One Rockin' Trio of Techs
02/16/2011 11:33 am EST
Oracle, Applied Materials and Corning shares are still bargains, writes Paul McWilliams of Next Inning Technology Research.
Oracle is thinking big.
There has been talk of MIPS Technologies (Nasdaq: MIPS) as an acquisition target, and of Oracle (Nasdaq: ORCL) hunting for semiconductor companies. I continue to think Mellanox Technologies (Nasdaq: MLNX) would be a better target for Oracle than MIPS. If Oracle were going to enter the processor intellectual-property licensing business, I agree that MIPS would be a much more logical choice. However, I think Oracle wants to own semiconductor intellectual property, not sell it.
Setting aside the semiconductor talk, Oracle CEO Larry Ellison's statement that he wants duplicate the Apple (Nasdaq: AAPL) model in his sector describes precisely what I wrote a year or so ago would be Oracle’s goal. Oracle is going after the ecosystem enterprise model, and I think it is Hewlett-Packard's (NYSE: HPQ) biggest threat. H-P certainly has resources Oracle doesn't, but it doesn't have the heavy lifting software base it needs to win. That's why I think it has to buy SAP (NYSE: SAP). Oracle, of course, needs to develop a client-side computing strategy that includes mobile. My thinking is there is a thin client effort working under the covers, but I think acquiring Research in Motion (Nasdaq: RIMM) would be an interesting play.

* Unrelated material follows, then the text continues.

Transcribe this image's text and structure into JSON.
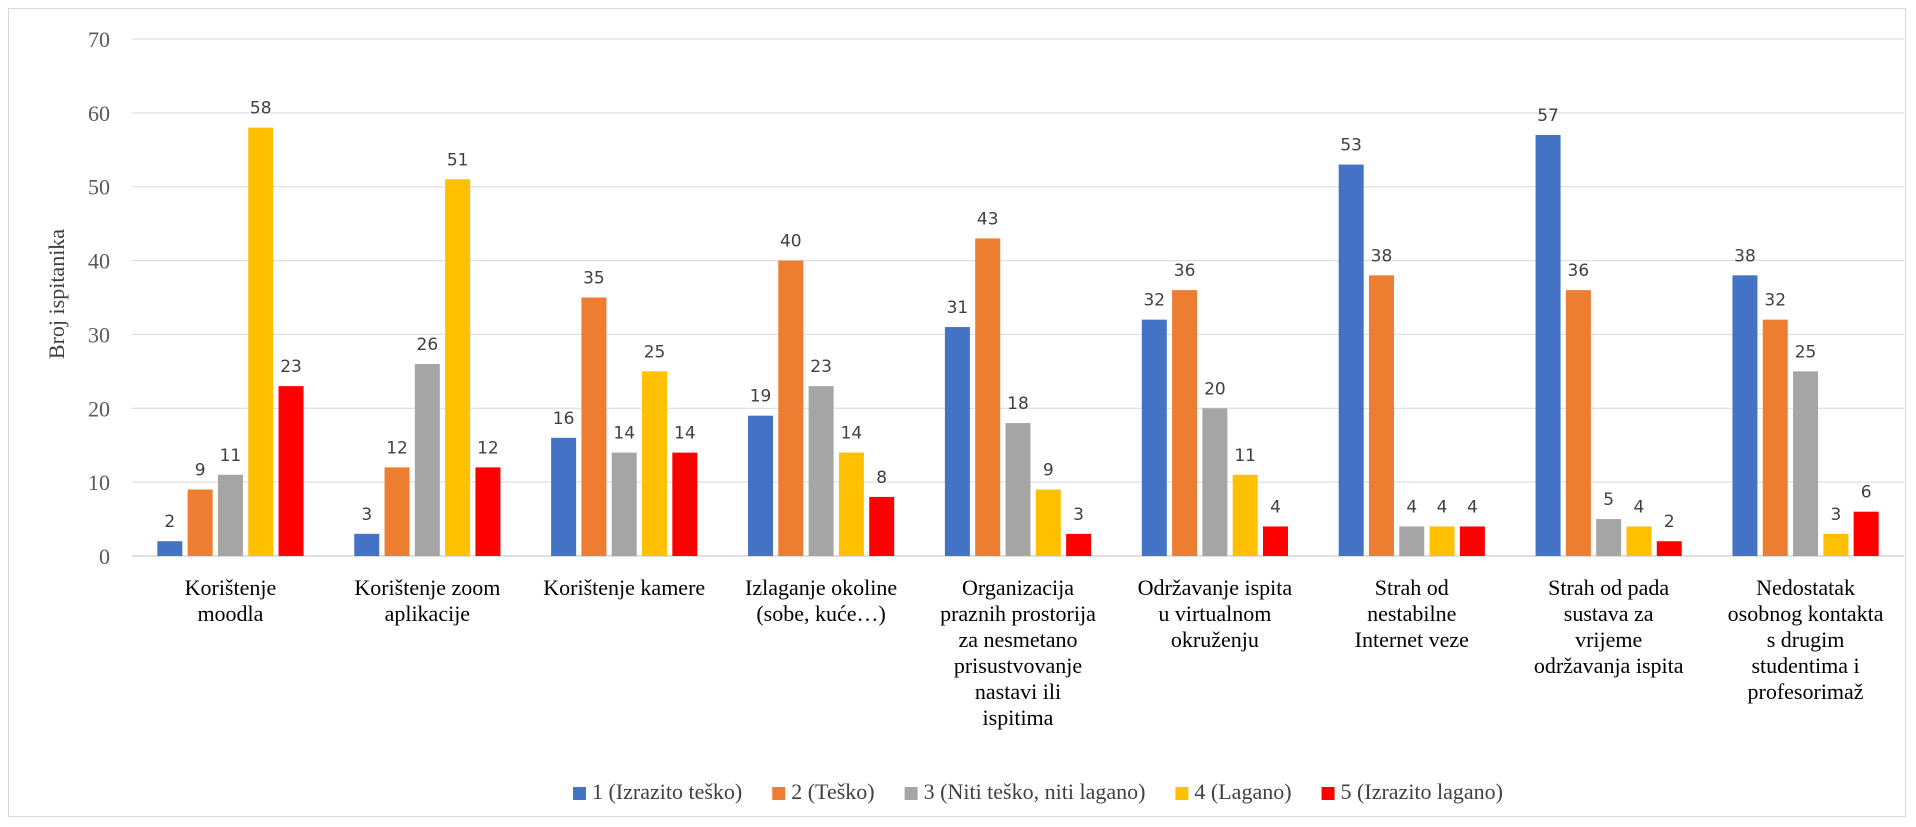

The bottom line here is I'm confident Ellison is thinking big and his real target is Apple’s market cap. I continue to view Oracle as a good strategic investment.
AMAT: A Fab Opportunity
The fab equipment industry is highly cyclical. Therefore, it's not unusual for valuation multiples (price-to-earnings ratios) to be low even when near term growth is high. Sector leader Applied Materials (Nasdaq: AMAT), it trades today at less than ten times its forward earnings estimate plus my view of its balance sheet value
I'm not sure why Wall Street seemed so intent in selling off the stock last summer. There were few things more obvious than the fact that spending on chip-making equipment would be strong through at least 2011, and quite possibly into 2012. As it has worked out, Wall Street finally caught on last fall and the price of AMAT has been on a steep climb since. It is now approaching the low end of the fair value range I shared last August when AMAT was trading for just over $11.
In the case of Applied Materials, I think it's important to dig a bit more deeply into the balance sheet than we do with most companies. AMAT carries a fairly large deferred-revenue liability of $0.63 per fully diluted share and long-term investments worth $0.98. If we add this to the net current asset value, the combined total comes to $4.12 per fully diluted share.
The fiscal 2011 earnings consensus is $1.25, which is up only about a nickel from where it was last August. If we multiply that times a valuation multiple ranging from 10 to 12 and add the adjusted net current asset value, the estimated fair value range calculates to be $16.62 to $19.12. [Shares closed at $16.13 Tuesday—Editor.]
Corning’s Monkey Business
Corning (NYSE: GLW) investors were probably pretty excited in 1962 when the company first announced it had developed a nearly unbreakable glass. However, it didn't take long for the excitement to subside; Corning couldn't find any volume applications for it then. While not forgotten, Gorilla Glass was placed on the back shelf for nearly a half a century. However, with the growth of touch sensitive LCDs (liquid-crystal displays), Gorilla Glass has found its niche and is now back on the front burner. While Gorilla Glass is set to contribute an increasing amount of revenue for Corning, it will remain a fairly small piece of the much larger pie for some time yet.
Even if we don't make any adjustments, Corning's balance sheet sports $1.55 in net current assets per fully diluted share. As was the case throughout 2010, I think the 2011 earnings consensus of $2.02 will prove to be too low. But even if we use that with a fairly conservative forward valuation multiple range running from 12 to 14, plus net current asset value, the calculated estimated fair value range for the stock is $25.79 to $29.83. Based on this estimate and Corning's current price of $21.85, I would be more inclined to accumulate shares here than thin an existing position.